Wie kann man die Helferinnen und Helfer stärken und damit gleichzeitig die Ressourcen der Geflohenen sichern und ausbauen? Ziel des Projektes ist es, ein Schulungshandbuch zu entwickeln, das Träger wie die Caritas oder die Diakonie dann für ihre Mitarbeiterinnen und Mitarbeiter, haupt- wie ehrenamtliche, nutzen können. Denn neben den zahlreichen Schulungsangeboten, in denen Asylrecht und andere formale Qualifikationen im Mittelpunkt stehen, gebe es noch wenig Unterstützung, wenn es um die Ressourcenstärkung geht, sagt Projekt- und Institutsleiterin Ann Marie Krewer.

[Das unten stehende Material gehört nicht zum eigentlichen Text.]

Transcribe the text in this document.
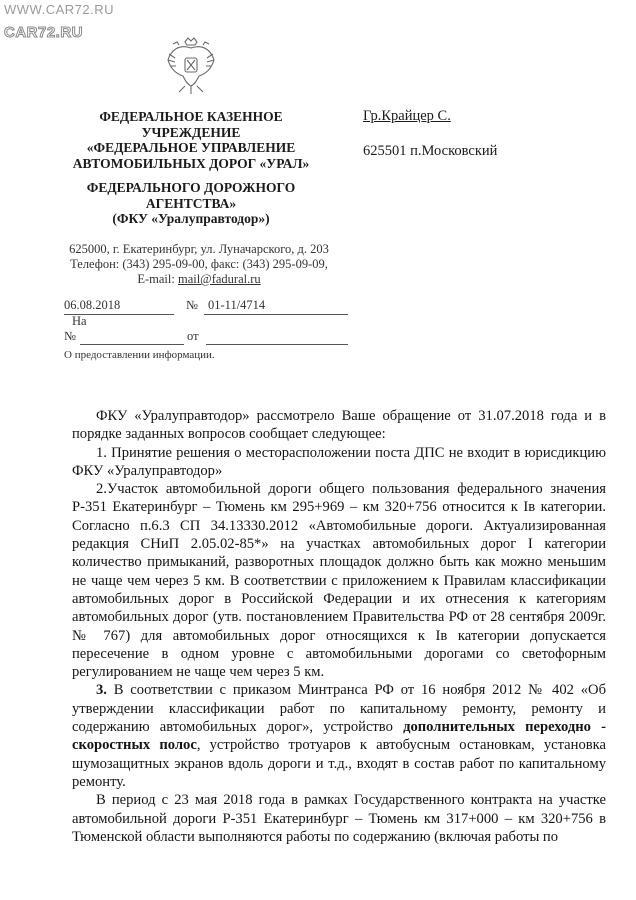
WWW.CAR72.RU
CAR72.RU
ФЕДЕРАЛЬНОЕ КАЗЕННОЕ
УЧРЕЖДЕНИЕ
«ФЕДЕРАЛЬНОЕ УПРАВЛЕНИЕ
АВТОМОБИЛЬНЫХ ДОРОГ «УРАЛ»
ФЕДЕРАЛЬНОГО ДОРОЖНОГО
АГЕНТСТВА»
(ФКУ «Уралуправтодор»)
625000, г. Екатеринбург, ул. Луначарского, д. 203
Телефон: (343) 295-09-00, факс: (343) 295-09-09,
E-mail: mail@fadural.ru
Гр.Крайцер С.
625501 п.Московский
06.08.2018	№ 01-11/4714
На
№	от
О предоставлении информации.

ФКУ «Уралуправтодор» рассмотрело Ваше обращение от 31.07.2018 года и в порядке заданных вопросов сообщает следующее:

1. Принятие решения о месторасположении поста ДПС не входит в юрисдикцию ФКУ «Уралуправтодор»

2.Участок автомобильной дороги общего пользования федерального значения Р-351 Екатеринбург – Тюмень км 295+969 – км 320+756 относится к Iв категории. Согласно п.6.3 СП 34.13330.2012 «Автомобильные дороги. Актуализированная редакция СНиП 2.05.02-85*» на участках автомобильных дорог I категории количество примыканий, разворотных площадок должно быть как можно меньшим не чаще чем через 5 км. В соответствии с приложением к Правилам классификации автомобильных дорог в Российской Федерации и их отнесения к категориям автомобильных дорог (утв. постановлением Правительства РФ от 28 сентября 2009г. № 767) для автомобильных дорог относящихся к Iв категории допускается пересечение в одном уровне с автомобильными дорогами со светофорным регулированием не чаще чем через 5 км.

3. В соответствии с приказом Минтранса РФ от 16 ноября 2012 № 402 «Об утверждении классификации работ по капитальному ремонту, ремонту и содержанию автомобильных дорог», устройство дополнительных переходно - скоростных полос, устройство тротуаров к автобусным остановкам, установка шумозащитных экранов вдоль дороги и т.д., входят в состав работ по капитальному ремонту.

В период с 23 мая 2018 года в рамках Государственного контракта на участке автомобильной дороги Р-351 Екатеринбург – Тюмень км 317+000 – км 320+756 в Тюменской области выполняются работы по содержанию (включая работы по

Resilienz versteht sie als die Kräfte, die dazu befähigen, schwierige Lebenssituationen zu meistern: "Jeder hat diese Kraft." Und es gebe Möglichkeiten, diese zu wecken. Zum Beispiel indem man lerne, den Blick auf gut gelungene Begegnungen zu lenken, auf persönliche Erfolgserlebnisse. "Was hat mir in dieser Situation Kraft gegeben?", sei eine hilfreiche Frage. "Ich kann nur dann eine Unterstützung sein für andere, wenn ich in meiner eigenen Kraft bin", ist Krewer überzeugt.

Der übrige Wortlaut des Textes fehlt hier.